After increased scrutiny by GST authorities, steel companies that use scrap metal as input have suggested removal of tax on the sale of the raw material between dealers and imposition of the levy on its sale to manufacturers under reverse charge mechanism.
The All India Induction Furnaces Association, which represents 35 percent of the country's steel production capacity, has petitioned the finance ministry on the rampant action by intelligence bodies and the need for correcting the tax framework.
The representation follows the rise in instances of GST authorities unearthing fraudulent input tax credits. An industry executive said that despite taking all precautions – such as matching of invoices with details in the form GSTR-2A, actual receipt of goods, and possession of tax invoice – the credits claimed by the manufacturers have been disputed by the field formations.

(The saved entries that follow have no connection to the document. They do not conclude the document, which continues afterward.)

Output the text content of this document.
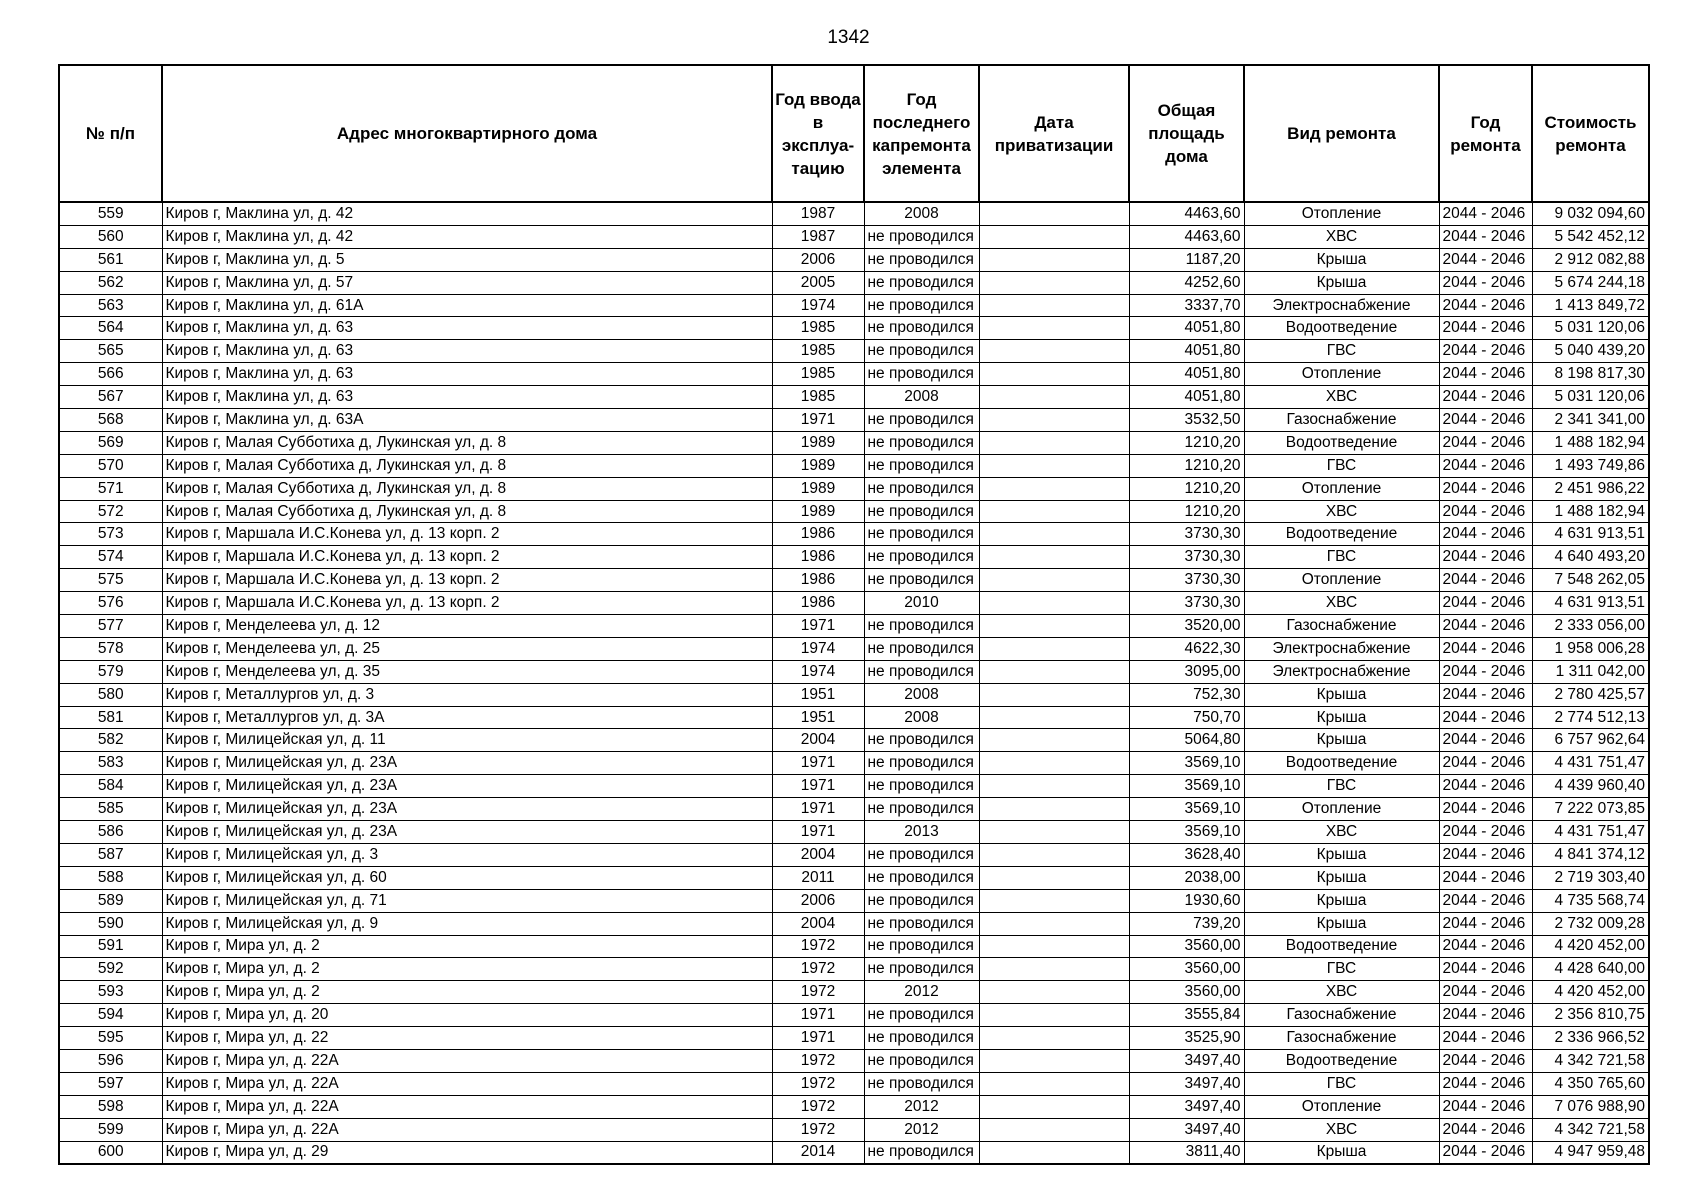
1342
№ п/п	Адрес многоквартирного дома	Год ввода в эксплуа-тацию	Год последнего капремонта элемента	Дата приватизации	Общая площадь дома	Вид ремонта	Год ремонта	Стоимость ремонта
559	Киров г, Маклина ул, д. 42	1987	2008		4463,60	Отопление	2044 - 2046	9 032 094,60
560	Киров г, Маклина ул, д. 42	1987	не проводился		4463,60	ХВС	2044 - 2046	5 542 452,12
561	Киров г, Маклина ул, д. 5	2006	не проводился		1187,20	Крыша	2044 - 2046	2 912 082,88
562	Киров г, Маклина ул, д. 57	2005	не проводился		4252,60	Крыша	2044 - 2046	5 674 244,18
563	Киров г, Маклина ул, д. 61А	1974	не проводился		3337,70	Электроснабжение	2044 - 2046	1 413 849,72
564	Киров г, Маклина ул, д. 63	1985	не проводился		4051,80	Водоотведение	2044 - 2046	5 031 120,06
565	Киров г, Маклина ул, д. 63	1985	не проводился		4051,80	ГВС	2044 - 2046	5 040 439,20
566	Киров г, Маклина ул, д. 63	1985	не проводился		4051,80	Отопление	2044 - 2046	8 198 817,30
567	Киров г, Маклина ул, д. 63	1985	2008		4051,80	ХВС	2044 - 2046	5 031 120,06
568	Киров г, Маклина ул, д. 63А	1971	не проводился		3532,50	Газоснабжение	2044 - 2046	2 341 341,00
569	Киров г, Малая Субботиха д, Лукинская ул, д. 8	1989	не проводился		1210,20	Водоотведение	2044 - 2046	1 488 182,94
570	Киров г, Малая Субботиха д, Лукинская ул, д. 8	1989	не проводился		1210,20	ГВС	2044 - 2046	1 493 749,86
571	Киров г, Малая Субботиха д, Лукинская ул, д. 8	1989	не проводился		1210,20	Отопление	2044 - 2046	2 451 986,22
572	Киров г, Малая Субботиха д, Лукинская ул, д. 8	1989	не проводился		1210,20	ХВС	2044 - 2046	1 488 182,94
573	Киров г, Маршала И.С.Конева ул, д. 13 корп. 2	1986	не проводился		3730,30	Водоотведение	2044 - 2046	4 631 913,51
574	Киров г, Маршала И.С.Конева ул, д. 13 корп. 2	1986	не проводился		3730,30	ГВС	2044 - 2046	4 640 493,20
575	Киров г, Маршала И.С.Конева ул, д. 13 корп. 2	1986	не проводился		3730,30	Отопление	2044 - 2046	7 548 262,05
576	Киров г, Маршала И.С.Конева ул, д. 13 корп. 2	1986	2010		3730,30	ХВС	2044 - 2046	4 631 913,51
577	Киров г, Менделеева ул, д. 12	1971	не проводился		3520,00	Газоснабжение	2044 - 2046	2 333 056,00
578	Киров г, Менделеева ул, д. 25	1974	не проводился		4622,30	Электроснабжение	2044 - 2046	1 958 006,28
579	Киров г, Менделеева ул, д. 35	1974	не проводился		3095,00	Электроснабжение	2044 - 2046	1 311 042,00
580	Киров г, Металлургов ул, д. 3	1951	2008		752,30	Крыша	2044 - 2046	2 780 425,57
581	Киров г, Металлургов ул, д. 3А	1951	2008		750,70	Крыша	2044 - 2046	2 774 512,13
582	Киров г, Милицейская ул, д. 11	2004	не проводился		5064,80	Крыша	2044 - 2046	6 757 962,64
583	Киров г, Милицейская ул, д. 23А	1971	не проводился		3569,10	Водоотведение	2044 - 2046	4 431 751,47
584	Киров г, Милицейская ул, д. 23А	1971	не проводился		3569,10	ГВС	2044 - 2046	4 439 960,40
585	Киров г, Милицейская ул, д. 23А	1971	не проводился		3569,10	Отопление	2044 - 2046	7 222 073,85
586	Киров г, Милицейская ул, д. 23А	1971	2013		3569,10	ХВС	2044 - 2046	4 431 751,47
587	Киров г, Милицейская ул, д. 3	2004	не проводился		3628,40	Крыша	2044 - 2046	4 841 374,12
588	Киров г, Милицейская ул, д. 60	2011	не проводился		2038,00	Крыша	2044 - 2046	2 719 303,40
589	Киров г, Милицейская ул, д. 71	2006	не проводился		1930,60	Крыша	2044 - 2046	4 735 568,74
590	Киров г, Милицейская ул, д. 9	2004	не проводился		739,20	Крыша	2044 - 2046	2 732 009,28
591	Киров г, Мира ул, д. 2	1972	не проводился		3560,00	Водоотведение	2044 - 2046	4 420 452,00
592	Киров г, Мира ул, д. 2	1972	не проводился		3560,00	ГВС	2044 - 2046	4 428 640,00
593	Киров г, Мира ул, д. 2	1972	2012		3560,00	ХВС	2044 - 2046	4 420 452,00
594	Киров г, Мира ул, д. 20	1971	не проводился		3555,84	Газоснабжение	2044 - 2046	2 356 810,75
595	Киров г, Мира ул, д. 22	1971	не проводился		3525,90	Газоснабжение	2044 - 2046	2 336 966,52
596	Киров г, Мира ул, д. 22А	1972	не проводился		3497,40	Водоотведение	2044 - 2046	4 342 721,58
597	Киров г, Мира ул, д. 22А	1972	не проводился		3497,40	ГВС	2044 - 2046	4 350 765,60
598	Киров г, Мира ул, д. 22А	1972	2012		3497,40	Отопление	2044 - 2046	7 076 988,90
599	Киров г, Мира ул, д. 22А	1972	2012		3497,40	ХВС	2044 - 2046	4 342 721,58
600	Киров г, Мира ул, д. 29	2014	не проводился		3811,40	Крыша	2044 - 2046	4 947 959,48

Also, in multiple cases, field formations have instructed manufacturers to not receive goods from suspicious dealers, which the industry says is leading to significant disruption in steel manufacturers' supply chain and production plans.
One of the options suggested by the association in a representation includes exempting the sale of metal scrap between scrap dealers and imposition of tax under reverse charge mechanism on sales to manufacturers, who can pay GST and claim the input tax credit.
“The rationale behind this option is that all metal scrap eventually ends up with manufactures only (since there is no alternate usage of scrap), and, therefore, GST liability can be fastened on these manufacturers,” said another industry executive.
The industry body has also suggested rationalizing the GST rate on metal scrap to 5 percent from the existing 18 percent.